As the chaos gripping the rail network began, one passenger was standing contentedly on the platform of Britain's most isolated railway station, waiting for a train which would never reach its destination.

As the chaos gripping the rail network began, one passenger was standing contentedly on the platform of Britain's most isolated railway station, waiting for a train which would never reach its destination.

Standing alone at Rannoch station, a tiny landmark on a vast, desolate moor high in the Grampian mountains south of Fort William, he was looking forward to catching Tuesday's overnight sleeper for London.

It was due to draw up at 9pm. As he waited, officials from the train operator ScotRail were frantically trying to contact the tiny, unmanned station to warn him the service had been cancelled after Railtrack that evening suddenly decided to close down the West Coast mainline. They failed.
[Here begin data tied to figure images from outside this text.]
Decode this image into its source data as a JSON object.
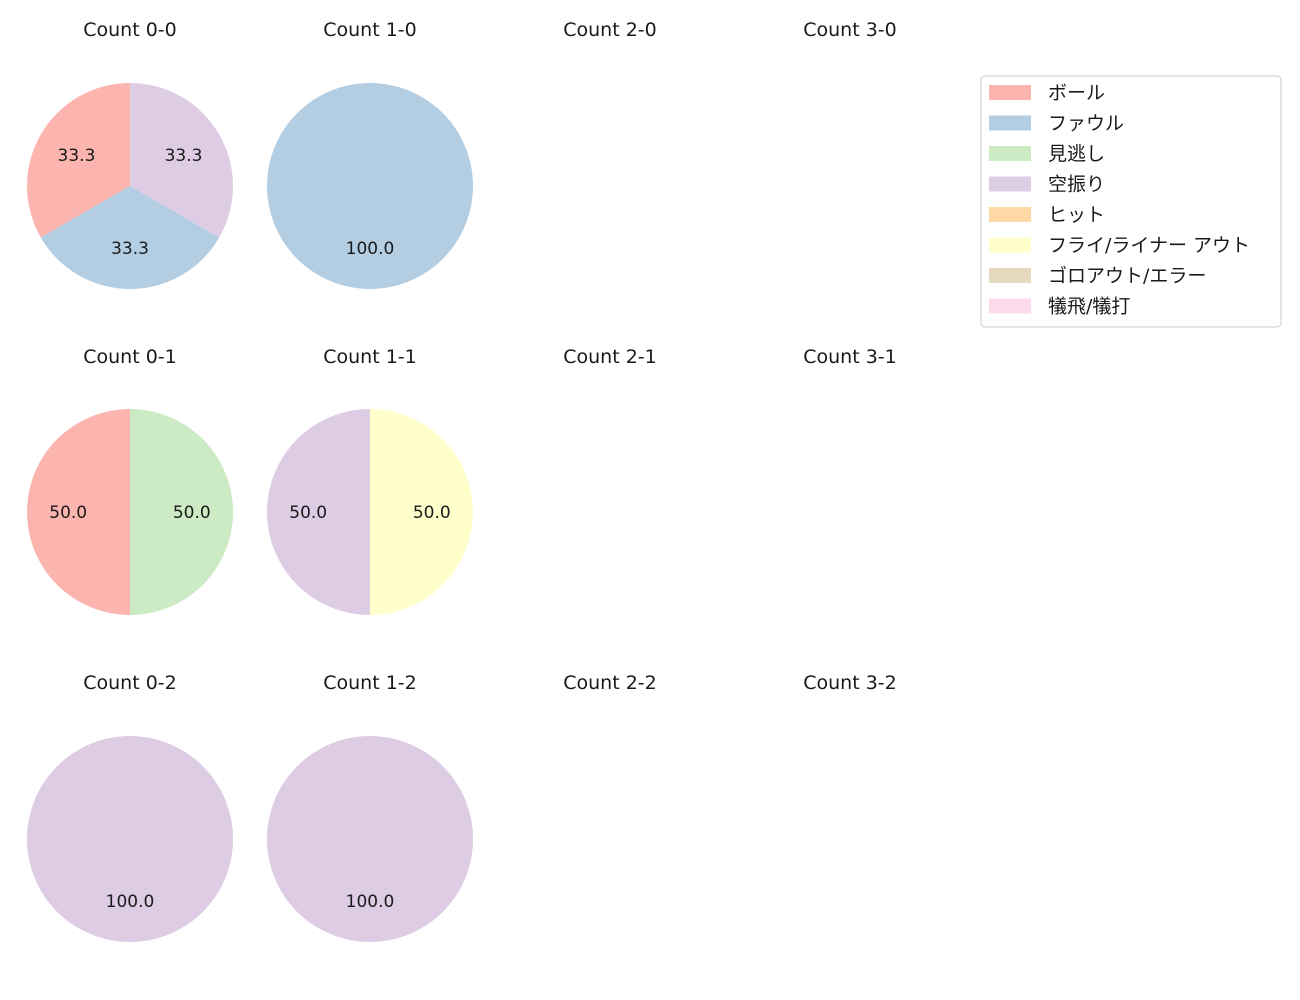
{
  "legend": {
    "items": [
      {
        "label": "ボール",
        "color": "#fbb4ae"
      },
      {
        "label": "ファウル",
        "color": "#b3cde3"
      },
      {
        "label": "見逃し",
        "color": "#ccebc5"
      },
      {
        "label": "空振り",
        "color": "#decbe4"
      },
      {
        "label": "ヒット",
        "color": "#fed9a6"
      },
      {
        "label": "フライ/ライナー アウト",
        "color": "#ffffcc"
      },
      {
        "label": "ゴロアウト/エラー",
        "color": "#e5d8bd"
      },
      {
        "label": "犠飛/犠打",
        "color": "#fddaec"
      }
    ]
  },
  "chart_data": [
    {
      "type": "pie",
      "title": "Count 0-0",
      "categories": [
        "ボール",
        "ファウル",
        "空振り"
      ],
      "values": [
        33.3,
        33.3,
        33.3
      ],
      "labels": [
        "33.3",
        "33.3",
        "33.3"
      ]
    },
    {
      "type": "pie",
      "title": "Count 1-0",
      "categories": [
        "ファウル"
      ],
      "values": [
        100.0
      ],
      "labels": [
        "100.0"
      ]
    },
    {
      "type": "pie",
      "title": "Count 2-0",
      "categories": [],
      "values": [],
      "labels": []
    },
    {
      "type": "pie",
      "title": "Count 3-0",
      "categories": [],
      "values": [],
      "labels": []
    },
    {
      "type": "pie",
      "title": "Count 0-1",
      "categories": [
        "ボール",
        "見逃し"
      ],
      "values": [
        50.0,
        50.0
      ],
      "labels": [
        "50.0",
        "50.0"
      ]
    },
    {
      "type": "pie",
      "title": "Count 1-1",
      "categories": [
        "空振り",
        "フライ/ライナー アウト"
      ],
      "values": [
        50.0,
        50.0
      ],
      "labels": [
        "50.0",
        "50.0"
      ]
    },
    {
      "type": "pie",
      "title": "Count 2-1",
      "categories": [],
      "values": [],
      "labels": []
    },
    {
      "type": "pie",
      "title": "Count 3-1",
      "categories": [],
      "values": [],
      "labels": []
    },
    {
      "type": "pie",
      "title": "Count 0-2",
      "categories": [
        "空振り"
      ],
      "values": [
        100.0
      ],
      "labels": [
        "100.0"
      ]
    },
    {
      "type": "pie",
      "title": "Count 1-2",
      "categories": [
        "空振り"
      ],
      "values": [
        100.0
      ],
      "labels": [
        "100.0"
      ]
    },
    {
      "type": "pie",
      "title": "Count 2-2",
      "categories": [],
      "values": [],
      "labels": []
    },
    {
      "type": "pie",
      "title": "Count 3-2",
      "categories": [],
      "values": [],
      "labels": []
    }
  ]
}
He boarded the sleeper, to discover that a train due to arrive at Euston at 7.50am would pull in to Glasgow Central, where he and 19 other passengers were left sleeping on a stationary train at the platform. Another 120 people travelling from Inverness and Aberdeen were left stranded on the East Coast sleeper at Edinburgh Waverley. And at Euston, another 160 people were forced to spend the night sleeping on the two sleepers destined for Scotland.

Railtrack's decision left Alistair McPherson, ScotRail's managing director, "enraged". ScotRail officials said that during Tuesday, they had been discussing plans with Railtrack for a 20-mile speed restriction on the 50-mile stretch, to start at 8am the next morning, while the rails were checked for defects.
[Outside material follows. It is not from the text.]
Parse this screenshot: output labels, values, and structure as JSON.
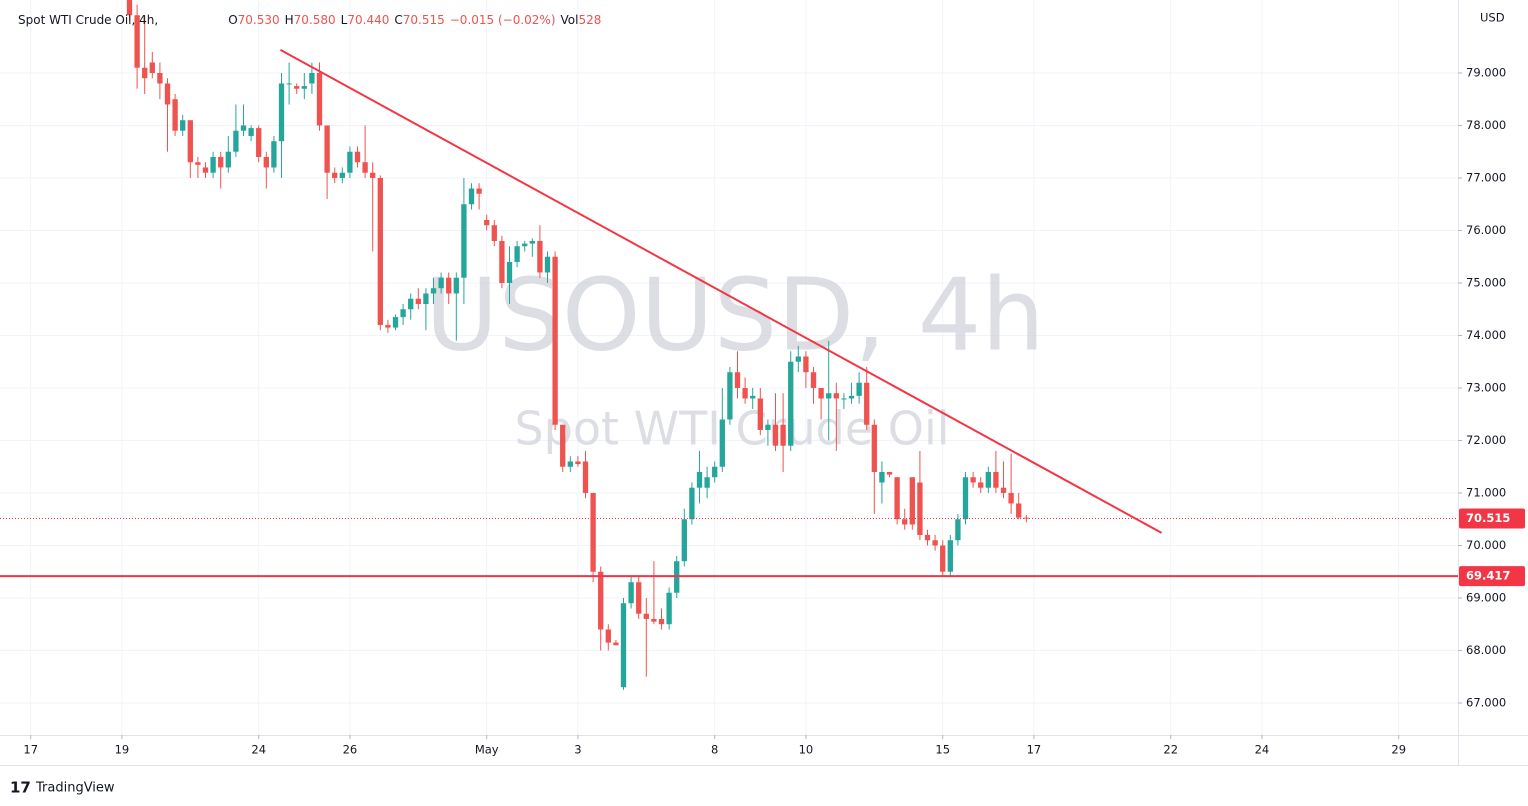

Jeanette Anderson, director of Railtrack Scotland, said the measure was intended to avoid a drawn-out inspection lasting two to three weeks, with 20mph speed restrictions and extended delays for passengers. But, faced with furious passengers, she was forced to "unreservedly apologise" yesterday. "Our priority is to reopen the West Coast line safely as soon as we are physically able to do so."

The experience of ScotRail and Virgin passengers was mirrored by chaotic scenes throughout Britain. Nearly all the 25 train companies announced major delays, cancellations, timetabling alterations and rerouting of trains due to Railtrack's decision to impose speed restrictions on 150 stretches of track after last week's derailment at Hatfield, Hertfordshire.

Gatwick Express train speeds were cut by 33 per cent, Great Western services between Totnes, Devon, and Plymouth were cut to 20mph, with Virgin Crosscountry trains travelling at 10mph in stretches. Commuters across south-east England were also hit by long delays and cancellations.

On the East Coast line, GNER's reputation as one of Britain's most efficient operators was hit as journey times to the north-east and Scotland increased by an hour, with services cut by 25 per cent.

The crisis leaves a big question-mark over the speed with which the rail service will return to normal. Some train operators believe the chaos on the West Coast line could mean services will remain affected until mid-November, but it now appears the disruption will last the rest of the year.

Earlier yesterday, Gerald Corbett, Railtrack's chief executive, had warned of a "blitz" on safety, suggesting that other snap closures would follow.

But yesterday's backlash will make Railtrack more cautious in future. Although major rail companies such as Virgin and ScotRail said they understood the logic of Railtrack's decision, other smaller companies or those less affected by the safety crisis were resisting plans for line closures.

They argues that moderate disruption, although longer in duration, is more easily managed and less likely to anger passengers. What still remained unclear was how long Mr Corbett's "blitz" would take.